Тогда Леони было почти шестнадцать. Она радовалась работе, чувствовала себя счастливой в семье, в особенности от того, что у нее имелась маленькая племянница, получала удовольствие от успехов «Эммелин» – прелестного ателье, которым владела кузина Эмма.

До тех пор, пока все не рухнуло.

– Лорд Суонтон появился в магазине моей кузины, чтобы купить подарок своей матери, – объяснила Леони. – Он был милым, мягким и обходительным. В Париже джентльмены очень часто путают ателье по пошиву одежды с борделями.

Те, кто упорствует в своем заблуждении, потом часто попадают в неприятные ситуации.

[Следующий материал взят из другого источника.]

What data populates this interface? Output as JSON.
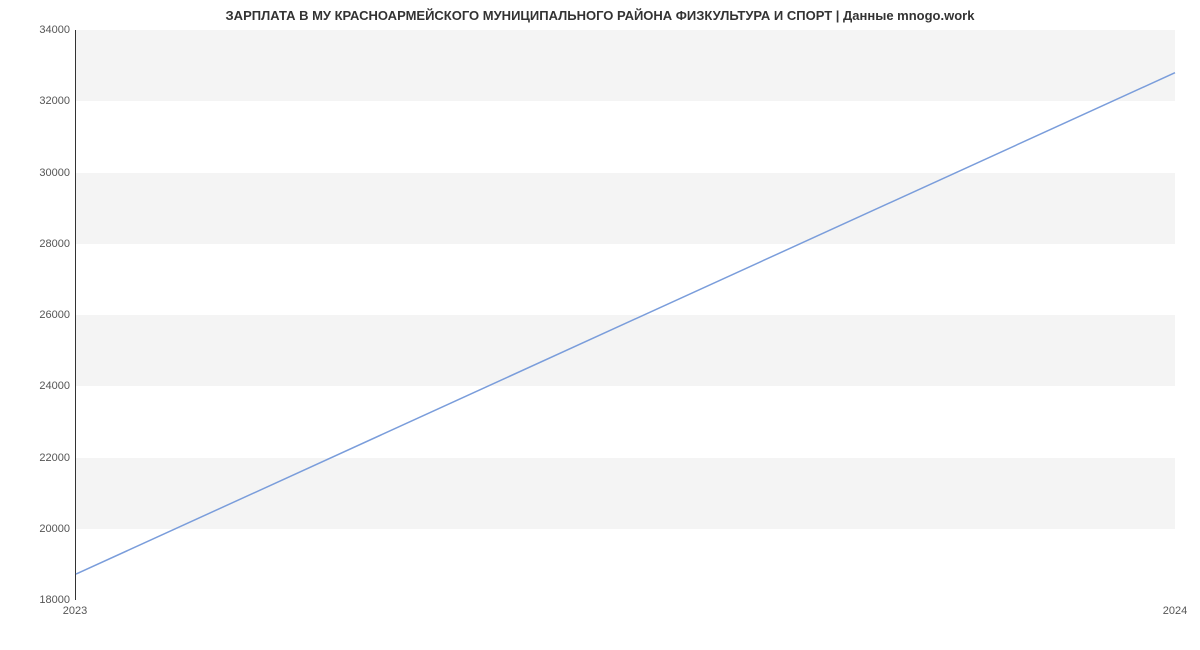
{
  "chart_data": {
    "type": "line",
    "title": "ЗАРПЛАТА В МУ КРАСНОАРМЕЙСКОГО МУНИЦИПАЛЬНОГО РАЙОНА ФИЗКУЛЬТУРА И СПОРТ | Данные mnogo.work",
    "xlabel": "",
    "ylabel": "",
    "x": [
      2023,
      2024
    ],
    "values": [
      18700,
      32800
    ],
    "x_ticks": [
      "2023",
      "2024"
    ],
    "y_ticks": [
      18000,
      20000,
      22000,
      24000,
      26000,
      28000,
      30000,
      32000,
      34000
    ],
    "ylim": [
      18000,
      34000
    ],
    "xlim": [
      2023,
      2024
    ]
  },
  "colors": {
    "line": "#7a9ddb",
    "band": "#f4f4f4"
  }
}
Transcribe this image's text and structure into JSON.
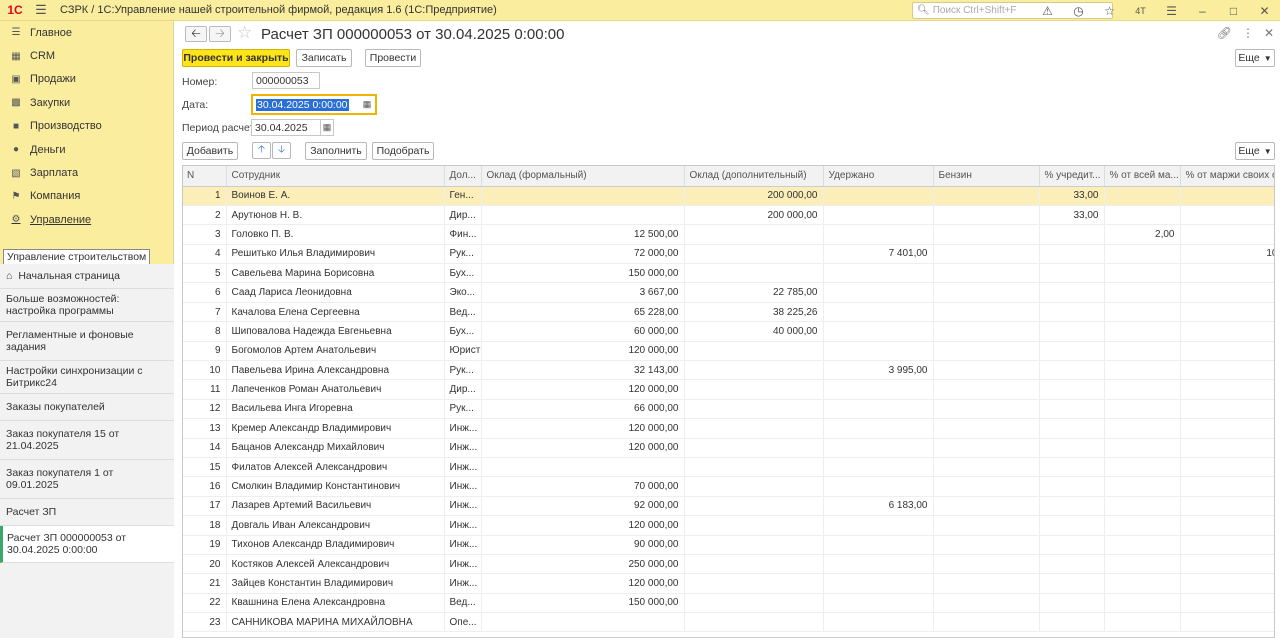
{
  "app": {
    "logo_text": "1С",
    "title": "СЗРК / 1С:Управление нашей строительной фирмой, редакция 1.6  (1С:Предприятие)",
    "search_placeholder": "Поиск Ctrl+Shift+F",
    "user_badge": "4Т"
  },
  "sidebar": {
    "items": [
      {
        "label": "Главное",
        "icon": "menu-icon"
      },
      {
        "label": "CRM",
        "icon": "crm-icon"
      },
      {
        "label": "Продажи",
        "icon": "cart-icon"
      },
      {
        "label": "Закупки",
        "icon": "truck-icon"
      },
      {
        "label": "Производство",
        "icon": "factory-icon"
      },
      {
        "label": "Деньги",
        "icon": "money-icon"
      },
      {
        "label": "Зарплата",
        "icon": "salary-icon"
      },
      {
        "label": "Компания",
        "icon": "flag-icon"
      },
      {
        "label": "Управление",
        "icon": "settings-icon"
      }
    ],
    "tooltip": "Управление строительством",
    "open_windows": [
      "Начальная страница",
      "Больше возможностей: настройка программы",
      "Регламентные и фоновые задания",
      "Настройки синхронизации с Битрикс24",
      "Заказы покупателей",
      "Заказ покупателя 15 от 21.04.2025",
      "Заказ покупателя 1 от 09.01.2025",
      "Расчет ЗП",
      "Расчет ЗП 000000053 от 30.04.2025 0:00:00"
    ]
  },
  "document": {
    "title": "Расчет ЗП 000000053 от 30.04.2025 0:00:00",
    "buttons": {
      "post_close": "Провести и закрыть",
      "save": "Записать",
      "post": "Провести",
      "more": "Еще",
      "add": "Добавить",
      "fill": "Заполнить",
      "pick": "Подобрать"
    },
    "fields": {
      "number_label": "Номер:",
      "number_value": "000000053",
      "date_label": "Дата:",
      "date_value": "30.04.2025  0:00:00",
      "period_label": "Период расчета:",
      "period_value": "30.04.2025"
    }
  },
  "table": {
    "columns": [
      "N",
      "Сотрудник",
      "Дол...",
      "Оклад  (формальный)",
      "Оклад (дополнительный)",
      "Удержано",
      "Бензин",
      "% учредит...",
      "% от всей ма...",
      "% от маржи своих объ..."
    ],
    "rows": [
      [
        "1",
        "Воинов Е. А.",
        "Ген...",
        "",
        "200 000,00",
        "",
        "",
        "33,00",
        "",
        ""
      ],
      [
        "2",
        "Арутюнов Н. В.",
        "Дир...",
        "",
        "200 000,00",
        "",
        "",
        "33,00",
        "",
        ""
      ],
      [
        "3",
        "Головко П. В.",
        "Фин...",
        "12 500,00",
        "",
        "",
        "",
        "",
        "2,00",
        ""
      ],
      [
        "4",
        "Решитько Илья Владимирович",
        "Рук...",
        "72 000,00",
        "",
        "7 401,00",
        "",
        "",
        "",
        "10"
      ],
      [
        "5",
        "Савельева Марина Борисовна",
        "Бух...",
        "150 000,00",
        "",
        "",
        "",
        "",
        "",
        ""
      ],
      [
        "6",
        "Саад Лариса Леонидовна",
        "Эко...",
        "3 667,00",
        "22 785,00",
        "",
        "",
        "",
        "",
        ""
      ],
      [
        "7",
        "Качалова Елена Сергеевна",
        "Вед...",
        "65 228,00",
        "38 225,26",
        "",
        "",
        "",
        "",
        ""
      ],
      [
        "8",
        "Шиповалова Надежда Евгеньевна",
        "Бух...",
        "60 000,00",
        "40 000,00",
        "",
        "",
        "",
        "",
        ""
      ],
      [
        "9",
        "Богомолов Артем Анатольевич",
        "Юрист",
        "120 000,00",
        "",
        "",
        "",
        "",
        "",
        ""
      ],
      [
        "10",
        "Павельева Ирина Александровна",
        "Рук...",
        "32 143,00",
        "",
        "3 995,00",
        "",
        "",
        "",
        ""
      ],
      [
        "11",
        "Лапеченков Роман Анатольевич",
        "Дир...",
        "120 000,00",
        "",
        "",
        "",
        "",
        "",
        ""
      ],
      [
        "12",
        "Васильева Инга Игоревна",
        "Рук...",
        "66 000,00",
        "",
        "",
        "",
        "",
        "",
        ""
      ],
      [
        "13",
        "Кремер Александр Владимирович",
        "Инж...",
        "120 000,00",
        "",
        "",
        "",
        "",
        "",
        ""
      ],
      [
        "14",
        "Бацанов Александр Михайлович",
        "Инж...",
        "120 000,00",
        "",
        "",
        "",
        "",
        "",
        ""
      ],
      [
        "15",
        "Филатов Алексей Александрович",
        "Инж...",
        "",
        "",
        "",
        "",
        "",
        "",
        ""
      ],
      [
        "16",
        "Смолкин Владимир Константинович",
        "Инж...",
        "70 000,00",
        "",
        "",
        "",
        "",
        "",
        ""
      ],
      [
        "17",
        "Лазарев Артемий Васильевич",
        "Инж...",
        "92 000,00",
        "",
        "6 183,00",
        "",
        "",
        "",
        ""
      ],
      [
        "18",
        "Довгаль Иван Александрович",
        "Инж...",
        "120 000,00",
        "",
        "",
        "",
        "",
        "",
        ""
      ],
      [
        "19",
        "Тихонов Александр Владимирович",
        "Инж...",
        "90 000,00",
        "",
        "",
        "",
        "",
        "",
        ""
      ],
      [
        "20",
        "Костяков Алексей Александрович",
        "Инж...",
        "250 000,00",
        "",
        "",
        "",
        "",
        "",
        ""
      ],
      [
        "21",
        "Зайцев Константин Владимирович",
        "Инж...",
        "120 000,00",
        "",
        "",
        "",
        "",
        "",
        ""
      ],
      [
        "22",
        "Квашнина Елена Александровна",
        "Вед...",
        "150 000,00",
        "",
        "",
        "",
        "",
        "",
        ""
      ],
      [
        "23",
        "САННИКОВА МАРИНА МИХАЙЛОВНА",
        "Опе...",
        "",
        "",
        "",
        "",
        "",
        "",
        ""
      ]
    ]
  }
}
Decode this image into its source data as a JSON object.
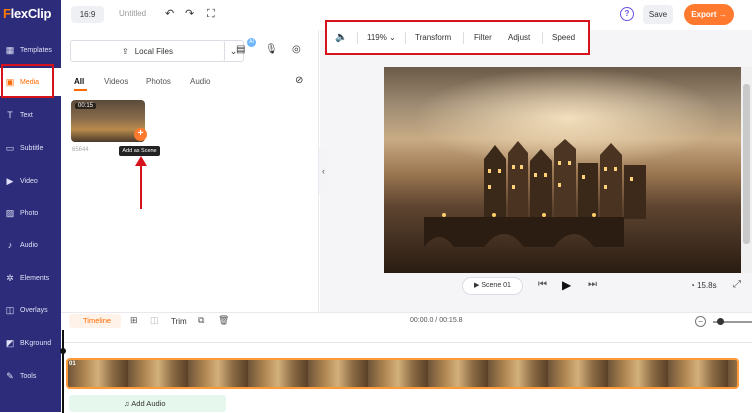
{
  "app": {
    "logo_f": "F",
    "logo_rest": "lexClip"
  },
  "sidebar": {
    "items": [
      {
        "label": "Templates",
        "icon": "template-icon"
      },
      {
        "label": "Media",
        "icon": "media-icon"
      },
      {
        "label": "Text",
        "icon": "text-icon"
      },
      {
        "label": "Subtitle",
        "icon": "subtitle-icon"
      },
      {
        "label": "Video",
        "icon": "video-icon"
      },
      {
        "label": "Photo",
        "icon": "photo-icon"
      },
      {
        "label": "Audio",
        "icon": "audio-icon"
      },
      {
        "label": "Elements",
        "icon": "elements-icon"
      },
      {
        "label": "Overlays",
        "icon": "overlays-icon"
      },
      {
        "label": "BKground",
        "icon": "background-icon"
      },
      {
        "label": "Tools",
        "icon": "tools-icon"
      }
    ],
    "active": "Media"
  },
  "topbar": {
    "ratio": "16:9",
    "title": "Untitled",
    "help": "?",
    "save_label": "Save",
    "export_label": "Export →"
  },
  "panel": {
    "local_files_label": "Local Files",
    "ai_badge": "AI",
    "tabs": [
      "All",
      "Videos",
      "Photos",
      "Audio"
    ],
    "active_tab": "All",
    "media_item": {
      "duration": "00:15",
      "name": "65644"
    },
    "tooltip": "Add as Scene"
  },
  "edit_toolbar": {
    "zoom": "119%",
    "transform": "Transform",
    "filter": "Filter",
    "adjust": "Adjust",
    "speed": "Speed"
  },
  "player": {
    "scene_label": "Scene 01",
    "duration": "15.8s"
  },
  "timeline": {
    "label": "Timeline",
    "trim_label": "Trim",
    "time": "00:00.0 / 00:15.8",
    "clip_number": "01",
    "add_audio_label": "Add Audio"
  },
  "colors": {
    "sidebar_bg": "#2c2c7a",
    "accent": "#ff7a2e",
    "highlight_red": "#d6131d"
  }
}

Самое первое правило, которое усвоила Леони, гласило: мужчинам требуется лишь одно… Кузина Эмма учила своих юных подопечных, как защищаться от агрессивных мужчин, наравне с тем, как кроить и шить. К сожалению, она не рассказала девочкам, как вести себя с римскими божествами. Это было более хитрое дело, чем заниматься коммерцией, хотя у Леони хватка была не то что у ее сестер. Это сразу становилось очевидным, как только дела выходили на первый план. Марселина и Софи всегда витали в облаках – мечтательницы и авантюристки. Так типично для семейства Нуаро! Так типично для семейства Делюси!

От него пахло чистотой. Так пахнет в воздухе после дождя. Как это ему удается? Это такой одеколон? Или какое-то новое чудодейственное мыло?

Когда они спустились на первый этаж, пульсирующая боль в лодыжке ослабла.

– Мне кажется, вы можете меня отпустить, – сказала Леони.

– Уверены?

– Лодыжка болит не сильно. Я уже могу не опираться на вас.

На самом деле ей нельзя было опираться на него вообще, потому что он слишком тесно прижимал ее к себе. Она ощущала каждый дюйм мужской мускулистой руки и – несмотря на нижнюю рубашку, корсет, лиф и пелерину – что его пальцы касаются самого низа ее грудной клетки.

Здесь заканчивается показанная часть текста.